Even the maverick Alphonse Mucha, considered by some to be the forefather of the Art Nouveau movement, and a noted purist when it came to the aesthetic, did, in one extraordinary instance, pay his respects through visual means to a master of another artistic school. In Mucha’s pendant pair, titled Dusk and Dawn respectively, we see overt, but elegant reference made to Francisco Goya’s Romantic masterpieces, The Clothed Maja and its once hidden sister work, The Nude Maja. Referred to as the last of the Old Masters and the first of the modern, Francisco Goya was the famed portrait artist and champion of socially minded Romanticism in Spain from 1786 until his death in 1828. In Goya’s pendant pair, the female form, in one instance clothed and in one nude, presses boldly against the confines of her frame, pushing outward in her slightly exaggerated scale. She lounges brazenly, dominating the unusually horizontal composition with a bold but refined grace, engaging her viewer with steady gaze that revolutionized female portraiture.
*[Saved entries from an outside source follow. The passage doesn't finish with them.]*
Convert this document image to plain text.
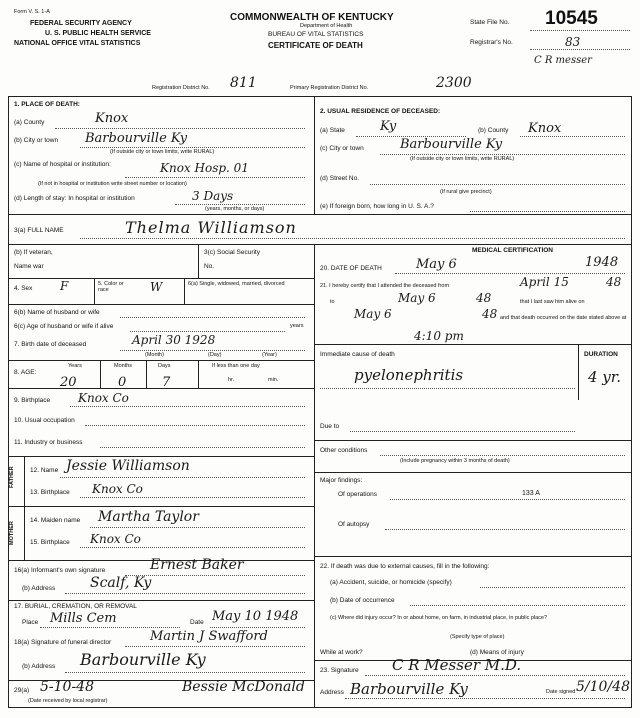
Form V. S. 1-A
FEDERAL SECURITY AGENCY
U. S. PUBLIC HEALTH SERVICE
NATIONAL OFFICE VITAL STATISTICS
COMMONWEALTH OF KENTUCKY
Department of Health
BUREAU OF VITAL STATISTICS
CERTIFICATE OF DEATH
State File No. 10545
Registrar's No.	83
C R messer
Registration District No. 811	Primary Registration District No.	2300
1. PLACE OF DEATH:
(a) County	Knox
(b) City or town Barbourville Ky
(If outside city or town limits, write RURAL)
(c) Name of hospital or institution:	Knox Hosp. 01
(If not in hospital or institution write street number or location)
(d) Length of stay: In hospital or institution	3 Days
(years, months, or days)
2. USUAL RESIDENCE OF DECEASED:
(a) State	Ky	(b) County Knox
(c) City or town	Barbourville Ky
(If outside city or town limits, write RURAL)
(d) Street No.
(If rural give precinct)
(e) If foreign born, how long in U. S. A.?
3(a) FULL NAME	Thelma Williamson
(b) If veteran,
Name war
3(c) Social Security
No.
4. Sex F	5. Color or race	W	6(a) Single, widowed, married, divorced
6(b) Name of husband or wife
6(c) Age of husband or wife if alive	years
7. Birth date of deceased	April 30 1928
(Month)	(Day)	(Year)
8. AGE:
Years	Months	Days	If less than one day
hr.	min.
20	0	7
9. Birthplace Knox Co
10. Usual occupation
11. Industry or business
FATHER 12. Name Jessie Williamson
13. Birthplace Knox Co
MOTHER
14. Maiden name Martha Taylor
15. Birthplace Knox Co
16(a) Informant's own signature	Ernest Baker
(b) Address Scalf, Ky
17. BURIAL, CREMATION, OR REMOVAL
Place Mills Cem	Date May 10 1948
18(a) Signature of funeral director	Martin J Swafford
(b) Address Barbourville Ky
29(a) 5-10-48
(Date received by local registrar)
Bessie McDonald
MEDICAL CERTIFICATION
20. DATE OF DEATH	May 6	1948
21. I hereby certify that I attended the deceased from	April 15	48
to	May 6	48	that I last saw him alive on
May 6	48 and that death occurred on the date stated above at
4:10 pm
Immediate cause of death	DURATION
pyelonephritis	4 yr.
Due to
Other conditions
(Include pregnancy within 3 months of death)
Major findings:
Of operations	133 A
Of autopsy
22. If death was due to external causes, fill in the following:
(a) Accident, suicide, or homicide (specify)
(b) Date of occurrence
(c) Where did injury occur? In or about home, on farm, in industrial place, in public place?
(Specify type of place)
While at work?	(d) Means of injury
23. Signature C R Messer M.D.
Address Barbourville Ky	Date signed 5/10/48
Édouard Manet, Olympia. Oil on Canvas. 51 x 74.8" Musée d'Orsay, Paris

The work inspired such comparable masterpieces as Manet’s Olympia, and this important pair of outstanding prints by Mucha. However, in Mucha’s works, the female form, which similarly appears nude and covered in her respective likenesses, is captured lounging in front of elaborate natural backdrops, rather than indoors, as Goya depicts his maja. In Dawn, Dusk , the female forms are just as dominant in the picture plane as a Goya’s, but instead of entrancing the viewer with her gaze, Mucha’s lounging figure instead corresponds her expression to the specifics of her environs. As the sun rises, the lone figure gazes energetically outward over a romantically rendered landscape in blush tones, and, as it sets, closes her eyes against a dramatic natural horizon aflame with reddish hues. While Goya’s Majas clearly focus on the relationship between the subject and the viewer, in Mucha’s quotation it is the central figure’s relationship with nature that takes center stage, and, thus, the landscape unusually becomes the center of the composition.